Karl Auerbach karl at cavebear.com
Sat Jun 2 03:26:30 EDT 2007


Jeremy Malcolm wrote:

> Karl Auerbach wrote:
>> I have much the same concern as you do about "consensus" - I do not 
>> see it as a stable or viable approach. ...
...
> True it is that consensus will often not be achieved.  But that is not 
> to be regarded as a failure of the process.  Making decisions is only 
> part of what consensus is about, and in some contexts a small part.  It 
> is also about shaping opinions.  It can thus narrow areas of difference 
> to be resolved through other mechanisms of governance (such as rules, 
> norms, markets, or architecture).

I'm having some trouble appreciating what you are saying; and I sense 
that we may have a fundamentally different view of what this thing 
"internet governance" is.

To my mind, if a matter is one that admits of separate choice by each 
actor and that centralized plenary oversight is not necessary, then I 
don't see how that is a matter that ought to be subject to "internet 
governance" at all.

To my mind, only those techo-internet matters that require, and I mean 
really require, a unified, singular body to make binding decisions, are 
matters that require a layer of internet governance.

If you are saying that much of the internet can get along without 
mandatory oversight I would very much agree with you.  But I would then 
suggest that those things that do not require mandatory oversight are 
things that we ought not to include as subjects of "internet governance".

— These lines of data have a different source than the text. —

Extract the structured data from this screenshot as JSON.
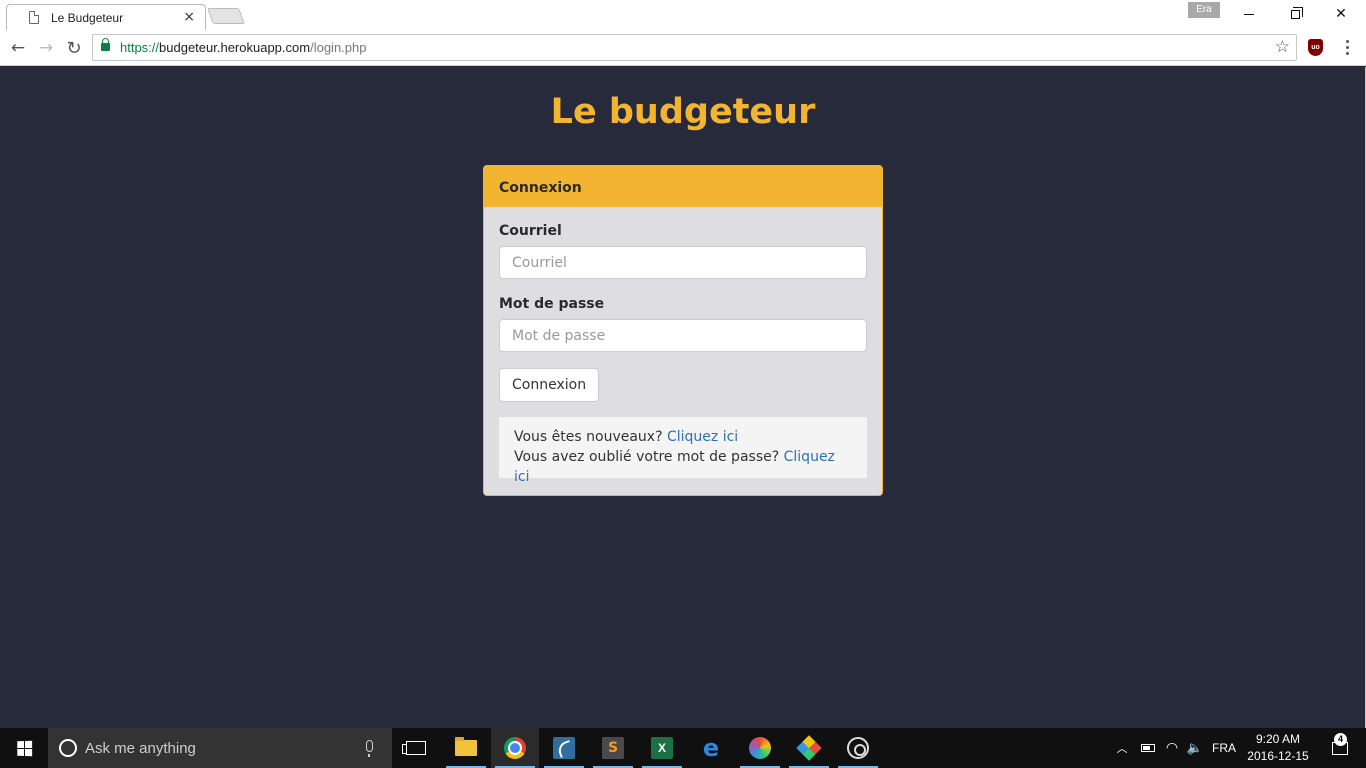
{
  "browser": {
    "tab_title": "Le Budgeteur",
    "tab_close": "×",
    "profile_name": "Era",
    "url_scheme": "https://",
    "url_host": "budgeteur.herokuapp.com",
    "url_path": "/login.php",
    "extension_label": "uo",
    "icons": [
      "document-icon",
      "back-icon",
      "forward-icon",
      "reload-icon",
      "lock-icon",
      "star-icon",
      "ublock-icon",
      "menu-icon",
      "minimize-icon",
      "restore-icon",
      "close-icon"
    ]
  },
  "page": {
    "title": "Le budgeteur",
    "login_panel": {
      "heading": "Connexion",
      "email_label": "Courriel",
      "email_placeholder": "Courriel",
      "email_value": "",
      "password_label": "Mot de passe",
      "password_placeholder": "Mot de passe",
      "password_value": "",
      "submit_label": "Connexion",
      "new_user_text": "Vous êtes nouveaux?",
      "new_user_link": "Cliquez ici",
      "forgot_text": "Vous avez oublié votre mot de passe?",
      "forgot_link": "Cliquez ici"
    }
  },
  "colors": {
    "background": "#262a3b",
    "accent": "#f3b431",
    "panel_body": "#dedde0",
    "link": "#2f70b0"
  },
  "taskbar": {
    "search_placeholder": "Ask me anything",
    "apps": [
      "task-view",
      "file-explorer",
      "google-chrome",
      "mysql-workbench",
      "sublime-text",
      "excel",
      "edge",
      "paint",
      "git",
      "obs"
    ],
    "sublime_letter": "S",
    "excel_letter": "X",
    "edge_letter": "e",
    "language": "FRA",
    "time": "9:20 AM",
    "date": "2016-12-15",
    "notification_count": "4"
  }
}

In other words, to me, the term "internet governance" ought to be 
reserved for those internet techno things that really and truly require 
one choice that binds everyone.

It is rather hard to come up with a list of technical matters on the net 
that really do require a singular, worldwide, unified, mandatory policy. 
  IP addresses and ASN's (autonomous system numbers, used in routing) 
seem need such central policies.  DNS names, as I have described 
elsewhere, do not.

In other words, I perceive internet governance as something that ought 
to have a very small bailiwick.

What this suggests to me is that we each have a very different view of 
internet governance.  I perceive it as being something of last resort, 
that should be created only when there is no other alternative, when 
arbitrary choices by private actors must not be permitted.  I sense that 
you are considering governance in a broader way that isn't necessarily 
coercive and admits of private choice that is contrary to the decision 
of the governance body.

If we drop the qualifier "internet" from "internet governance" then, I 
submit, we've entered a whole new ball game.  Once we start dealing with 
matters that go beyond the technical necessities of the net, then we are 
engaging in World Governance with a big 'W' and a big 'G'.  Much as I 
think we want to improve the world, I'm not particularly optimistic 
about the chances of success if we enter that arena.